The system then reviews whether to capture the Event 640. If it does, it sends a message 645 to the server with the highlight and annotation updates. If it does not, it decides 650 whether to display the event. If the event is to be displayed, the system updates 655 the program display with local highlights and notifies the user that information retrieval is occurring. The system then requests 660 highlights and annotations from the ASP. After receipt 665 of the information from the ASP, the system modifies 670 the contents file to display the notes and highlights.
Subsequently, or if a multi-user environment is not present 630, or if there is no captured event 650, the system reviews 675 the current version number and modifies the toolbar display to indicate that previous versions exits 675. This portion of the program then ends 680.
The system then searches 850 for similar paraphrases on previous document versions. If similar paraphrases are found 855, the system modifies 860 the file contents to display a notes (or annotation) symbol at that location. If no similar words are found 855, the system updates 865 the toolbar display to indicate missing paraphrases exist.
This portion of the system then ends 870.
The system then proceeds by again determining whether a multi-user environment exists 940. If one does, the system compiles 945 a list of ASP search results, compares it with its local results, and removes any duplicates. After this, or if a multi-user environment is not present, the search result list is displayed 950 to the user. The user can then click 955 on the result link from the result list which will prompt the system to retrieve 960 the highest version URL content. The system then updates 965 the program display so that the user sees the new display modifications. This portion of the process then ends 970.
Thus, it is apparent that there has been provided, in accordance with the present invention, an information search and retrieval system, and method, which fully satisfies the goals, objects, and advantages set forth hereinbefore. Therefore, having described specific embodiments of the present invention, it will be understood that alternatives, modifications and variations thereof may be suggested to those skilled in the art, and that it is intended that the present specification embrace all such alternatives, modifications and variations as fall within the scope of the appended claims.
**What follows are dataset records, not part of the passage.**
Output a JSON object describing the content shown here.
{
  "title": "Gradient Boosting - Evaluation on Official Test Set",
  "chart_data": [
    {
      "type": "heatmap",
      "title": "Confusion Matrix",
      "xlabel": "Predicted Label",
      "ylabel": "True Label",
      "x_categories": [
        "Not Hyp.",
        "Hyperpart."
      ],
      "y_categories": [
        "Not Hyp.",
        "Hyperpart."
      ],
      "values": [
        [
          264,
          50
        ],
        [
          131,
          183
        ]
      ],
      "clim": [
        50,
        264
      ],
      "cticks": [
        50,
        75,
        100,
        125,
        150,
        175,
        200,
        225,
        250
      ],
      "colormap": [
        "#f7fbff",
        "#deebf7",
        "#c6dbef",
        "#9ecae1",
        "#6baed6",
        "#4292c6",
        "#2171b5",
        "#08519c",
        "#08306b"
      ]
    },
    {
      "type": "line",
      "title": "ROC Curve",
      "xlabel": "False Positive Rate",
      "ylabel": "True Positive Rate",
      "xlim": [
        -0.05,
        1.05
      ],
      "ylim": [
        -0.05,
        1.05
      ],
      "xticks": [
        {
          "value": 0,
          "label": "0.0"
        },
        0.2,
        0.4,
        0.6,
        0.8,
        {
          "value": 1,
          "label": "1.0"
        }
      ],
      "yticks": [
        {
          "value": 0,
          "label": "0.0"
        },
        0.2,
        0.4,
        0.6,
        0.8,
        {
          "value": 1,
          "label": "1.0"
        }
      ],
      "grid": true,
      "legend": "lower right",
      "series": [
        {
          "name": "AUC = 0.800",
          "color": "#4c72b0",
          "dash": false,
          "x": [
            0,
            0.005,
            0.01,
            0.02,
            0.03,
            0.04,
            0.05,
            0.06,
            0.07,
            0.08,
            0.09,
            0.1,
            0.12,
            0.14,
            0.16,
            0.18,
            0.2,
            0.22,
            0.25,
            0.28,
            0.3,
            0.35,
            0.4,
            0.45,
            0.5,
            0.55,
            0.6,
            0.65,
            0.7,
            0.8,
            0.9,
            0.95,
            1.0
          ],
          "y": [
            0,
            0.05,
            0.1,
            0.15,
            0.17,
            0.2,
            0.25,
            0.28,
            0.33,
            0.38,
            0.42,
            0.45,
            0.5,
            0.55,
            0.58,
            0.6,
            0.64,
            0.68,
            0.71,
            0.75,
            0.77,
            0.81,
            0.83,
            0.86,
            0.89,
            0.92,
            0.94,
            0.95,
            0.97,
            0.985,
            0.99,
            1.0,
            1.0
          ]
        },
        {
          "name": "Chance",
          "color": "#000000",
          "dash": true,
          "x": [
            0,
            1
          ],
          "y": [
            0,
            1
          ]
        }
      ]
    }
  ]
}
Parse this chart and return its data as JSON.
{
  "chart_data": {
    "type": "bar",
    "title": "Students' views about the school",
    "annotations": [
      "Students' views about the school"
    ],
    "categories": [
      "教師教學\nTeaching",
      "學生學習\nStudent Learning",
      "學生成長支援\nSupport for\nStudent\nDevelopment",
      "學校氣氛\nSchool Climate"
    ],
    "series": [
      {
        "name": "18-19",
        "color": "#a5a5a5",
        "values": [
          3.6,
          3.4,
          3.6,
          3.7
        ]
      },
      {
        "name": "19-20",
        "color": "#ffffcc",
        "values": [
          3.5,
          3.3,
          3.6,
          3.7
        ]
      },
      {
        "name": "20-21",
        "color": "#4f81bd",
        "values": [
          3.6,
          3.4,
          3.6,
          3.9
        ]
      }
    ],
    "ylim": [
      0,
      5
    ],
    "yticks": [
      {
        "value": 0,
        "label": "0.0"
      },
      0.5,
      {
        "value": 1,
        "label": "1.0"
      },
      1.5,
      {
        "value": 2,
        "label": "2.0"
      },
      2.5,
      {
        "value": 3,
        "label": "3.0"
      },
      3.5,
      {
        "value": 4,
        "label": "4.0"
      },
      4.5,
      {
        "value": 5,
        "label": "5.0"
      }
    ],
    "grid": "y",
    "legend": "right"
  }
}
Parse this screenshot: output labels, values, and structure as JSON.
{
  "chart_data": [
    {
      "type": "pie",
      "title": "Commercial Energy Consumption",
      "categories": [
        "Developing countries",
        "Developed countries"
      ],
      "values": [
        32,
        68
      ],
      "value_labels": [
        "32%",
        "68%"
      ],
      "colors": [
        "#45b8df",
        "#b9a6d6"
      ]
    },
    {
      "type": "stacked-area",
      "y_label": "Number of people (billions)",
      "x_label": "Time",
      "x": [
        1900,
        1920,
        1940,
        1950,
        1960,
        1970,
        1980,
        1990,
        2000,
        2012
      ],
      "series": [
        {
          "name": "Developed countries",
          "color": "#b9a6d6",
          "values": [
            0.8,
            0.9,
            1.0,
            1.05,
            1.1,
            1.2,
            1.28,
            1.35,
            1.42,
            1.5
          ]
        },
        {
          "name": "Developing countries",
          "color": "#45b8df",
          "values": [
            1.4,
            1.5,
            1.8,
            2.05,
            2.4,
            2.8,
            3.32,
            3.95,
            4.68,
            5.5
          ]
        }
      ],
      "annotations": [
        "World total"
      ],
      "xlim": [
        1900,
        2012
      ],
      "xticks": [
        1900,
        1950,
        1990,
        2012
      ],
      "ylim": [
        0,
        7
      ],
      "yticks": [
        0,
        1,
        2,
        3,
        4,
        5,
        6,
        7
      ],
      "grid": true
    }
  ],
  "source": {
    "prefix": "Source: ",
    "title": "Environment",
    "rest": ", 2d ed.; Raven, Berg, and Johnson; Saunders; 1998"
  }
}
Additionally, for clarity and unless otherwise stated, the word “comprise” and variations of the word such as comprising and “comprises”, when used in the description and claims of the present specification, is not intended to exclude other additives, components, integers or steps.
Moreover, the words “substantially” or “essentially”, when used with an adjective or adverb is intended to enhance the scope of the particular characteristic; e.g., substantially planar is intended to mean planar, nearly planar and/or exhibiting characteristics associated with a planar element.
Further, use of the terms “he”, “him”, or “his”, is not intended to be specifically directed to persons of the masculine gender, and could easily be read as “she”, “her”, or “hers”, respectively.
Also, while this discussion has addressed prior art known to the inventor, it is not an admission that all art discussed is citable against the present application.